Saturday, May 26, 2007

Trial and error

People seem to become speechless because of my rantings. I don't know exactly how to interpret that:)
When solving problems there are two phases:
  • Trial and error.
  • Calculation.
Trial and error.
To let your unconscious chessmodule release stored patterns it is necesarry to trigger that. The release is triggered by a conscious effort. Scanning the board and making moves in your mind is such conscious effort. In the mean time is this conscious trial and error itself highly dependant from unconscious processes. What makes that you look conscious at Bc4 and forget to look at Bb5? The difference is caused by the unconscious processes that lie beneath.
Thoughtprocesses start out conscious, but soon they are transferred to the unconscious zone and steer from there the conscious trial and error. In the mean time does this trial and error not make a very effective impression.
Is there any need to extend the phase of trial and error to 30 minutes or more for a problem? Does the extra effort for those 30 minutes trigger the emotions that burn the pattern deeper in the brain? Or can you go immediately to the solution in order to make yourself familiar with the new pattern? During the trial and error phase, you don't really calculate. You are merely looking for clues and familiar patterns. When you conduct a game, this trial and error plays a lesser role since you most of the time have an idea what you want to head for. But when you look at a position that doesn't stem from one of your own games, it is more difficult to find a clue.

Calculation.
You can only start to calculate when all major motifs in the position are released by your chessmodule. As said, calculation doesn't seem to be the biggest problem.

1 comment:

  1. I tend to break my training up into problems that I just want to learn but not study, to insert into the unconscious pattern recognition etc machinery. Then there are problems I take tons of time on, especially if they have good annotations. Or, I just play slow games as that makes me practice calculation, time management, and all those aspects of my thought process which I am not even conscious are part of my thought process.
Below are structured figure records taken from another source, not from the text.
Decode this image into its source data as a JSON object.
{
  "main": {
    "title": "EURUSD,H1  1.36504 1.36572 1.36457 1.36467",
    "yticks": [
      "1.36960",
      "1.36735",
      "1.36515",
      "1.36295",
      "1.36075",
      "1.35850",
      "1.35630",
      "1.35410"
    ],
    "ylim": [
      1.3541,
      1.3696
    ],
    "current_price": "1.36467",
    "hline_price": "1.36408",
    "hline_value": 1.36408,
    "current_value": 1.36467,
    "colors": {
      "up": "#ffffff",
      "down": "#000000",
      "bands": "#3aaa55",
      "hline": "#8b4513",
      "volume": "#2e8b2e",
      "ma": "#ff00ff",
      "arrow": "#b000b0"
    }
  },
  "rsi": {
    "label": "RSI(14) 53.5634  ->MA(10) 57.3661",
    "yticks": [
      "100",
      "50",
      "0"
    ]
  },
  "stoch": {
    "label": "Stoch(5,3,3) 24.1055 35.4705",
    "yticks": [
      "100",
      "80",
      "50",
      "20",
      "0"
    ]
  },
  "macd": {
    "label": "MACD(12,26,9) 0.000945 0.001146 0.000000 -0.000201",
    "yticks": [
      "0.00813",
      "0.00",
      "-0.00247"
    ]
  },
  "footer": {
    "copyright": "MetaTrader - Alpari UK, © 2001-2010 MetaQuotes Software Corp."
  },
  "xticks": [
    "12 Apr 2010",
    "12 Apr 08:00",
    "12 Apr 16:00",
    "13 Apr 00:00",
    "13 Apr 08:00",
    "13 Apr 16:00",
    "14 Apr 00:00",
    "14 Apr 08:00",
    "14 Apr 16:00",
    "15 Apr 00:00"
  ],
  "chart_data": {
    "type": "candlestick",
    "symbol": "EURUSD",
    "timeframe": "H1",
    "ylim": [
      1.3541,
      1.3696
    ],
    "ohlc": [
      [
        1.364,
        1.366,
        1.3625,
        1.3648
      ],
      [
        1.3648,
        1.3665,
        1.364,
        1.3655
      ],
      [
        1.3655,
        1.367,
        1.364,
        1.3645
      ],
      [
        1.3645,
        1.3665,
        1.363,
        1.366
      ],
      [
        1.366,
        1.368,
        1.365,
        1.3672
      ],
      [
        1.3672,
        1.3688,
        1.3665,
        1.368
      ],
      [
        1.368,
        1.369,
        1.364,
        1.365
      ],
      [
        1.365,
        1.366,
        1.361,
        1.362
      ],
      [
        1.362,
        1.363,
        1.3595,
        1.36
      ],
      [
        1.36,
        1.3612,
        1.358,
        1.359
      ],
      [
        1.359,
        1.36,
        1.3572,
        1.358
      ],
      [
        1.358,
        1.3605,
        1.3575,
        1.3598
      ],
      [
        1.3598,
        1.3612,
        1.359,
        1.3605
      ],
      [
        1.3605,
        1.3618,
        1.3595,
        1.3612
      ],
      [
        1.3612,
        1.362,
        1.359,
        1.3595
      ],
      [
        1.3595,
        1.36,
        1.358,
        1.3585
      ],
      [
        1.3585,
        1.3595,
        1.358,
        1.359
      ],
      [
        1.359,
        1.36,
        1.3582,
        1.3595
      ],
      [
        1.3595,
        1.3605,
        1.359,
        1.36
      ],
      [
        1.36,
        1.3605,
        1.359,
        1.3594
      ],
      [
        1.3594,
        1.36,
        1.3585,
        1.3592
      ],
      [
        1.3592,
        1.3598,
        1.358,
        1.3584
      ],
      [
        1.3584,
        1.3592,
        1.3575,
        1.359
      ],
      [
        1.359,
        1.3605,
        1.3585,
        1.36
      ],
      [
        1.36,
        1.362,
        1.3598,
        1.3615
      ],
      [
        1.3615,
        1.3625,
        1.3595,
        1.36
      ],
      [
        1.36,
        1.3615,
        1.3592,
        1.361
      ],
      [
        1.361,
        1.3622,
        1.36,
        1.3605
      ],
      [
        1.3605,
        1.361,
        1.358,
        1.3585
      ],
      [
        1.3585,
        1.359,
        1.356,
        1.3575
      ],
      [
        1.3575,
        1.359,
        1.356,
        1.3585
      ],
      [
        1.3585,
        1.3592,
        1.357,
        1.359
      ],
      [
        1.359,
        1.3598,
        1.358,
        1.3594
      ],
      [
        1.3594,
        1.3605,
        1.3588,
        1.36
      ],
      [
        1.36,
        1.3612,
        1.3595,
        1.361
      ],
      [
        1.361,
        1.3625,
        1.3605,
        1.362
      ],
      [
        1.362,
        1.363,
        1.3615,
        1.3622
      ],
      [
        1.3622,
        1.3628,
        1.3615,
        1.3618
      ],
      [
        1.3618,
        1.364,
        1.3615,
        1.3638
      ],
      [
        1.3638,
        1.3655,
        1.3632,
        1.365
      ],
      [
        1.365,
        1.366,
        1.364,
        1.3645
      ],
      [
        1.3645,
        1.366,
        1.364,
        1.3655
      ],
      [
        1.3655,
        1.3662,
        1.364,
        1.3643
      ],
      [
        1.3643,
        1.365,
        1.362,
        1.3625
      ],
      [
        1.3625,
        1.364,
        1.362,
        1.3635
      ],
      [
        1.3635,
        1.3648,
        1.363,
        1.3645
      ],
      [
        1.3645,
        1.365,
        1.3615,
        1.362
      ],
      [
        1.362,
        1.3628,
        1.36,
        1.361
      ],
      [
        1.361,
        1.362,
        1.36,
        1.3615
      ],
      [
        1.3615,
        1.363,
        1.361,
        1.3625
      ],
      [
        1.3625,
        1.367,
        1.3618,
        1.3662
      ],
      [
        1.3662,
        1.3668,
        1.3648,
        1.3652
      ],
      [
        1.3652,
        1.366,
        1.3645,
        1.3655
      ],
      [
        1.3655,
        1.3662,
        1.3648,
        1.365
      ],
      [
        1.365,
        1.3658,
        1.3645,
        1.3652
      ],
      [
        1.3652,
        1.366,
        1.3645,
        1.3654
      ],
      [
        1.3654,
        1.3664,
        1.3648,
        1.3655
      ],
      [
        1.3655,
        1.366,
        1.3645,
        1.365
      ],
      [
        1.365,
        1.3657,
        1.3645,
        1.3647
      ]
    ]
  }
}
    Then, when I go over my losses (and some wins) with my coach, he will often point out obvious things I overlooked (e.g., one of our first weeks he was like: this move is obvious--exchange bishops, leaving him with doubled isolated rooks on a half-open file--I don't miss that pattern much anymore!). I could have gotten that from a GM game, perhaps, but very often the GM annotated games are so high level, they are basically at 0.0 evaluation until near the end, which is very much unlike my games that are almost all about gross material threats, and major positional blunders (not subtle positional errors).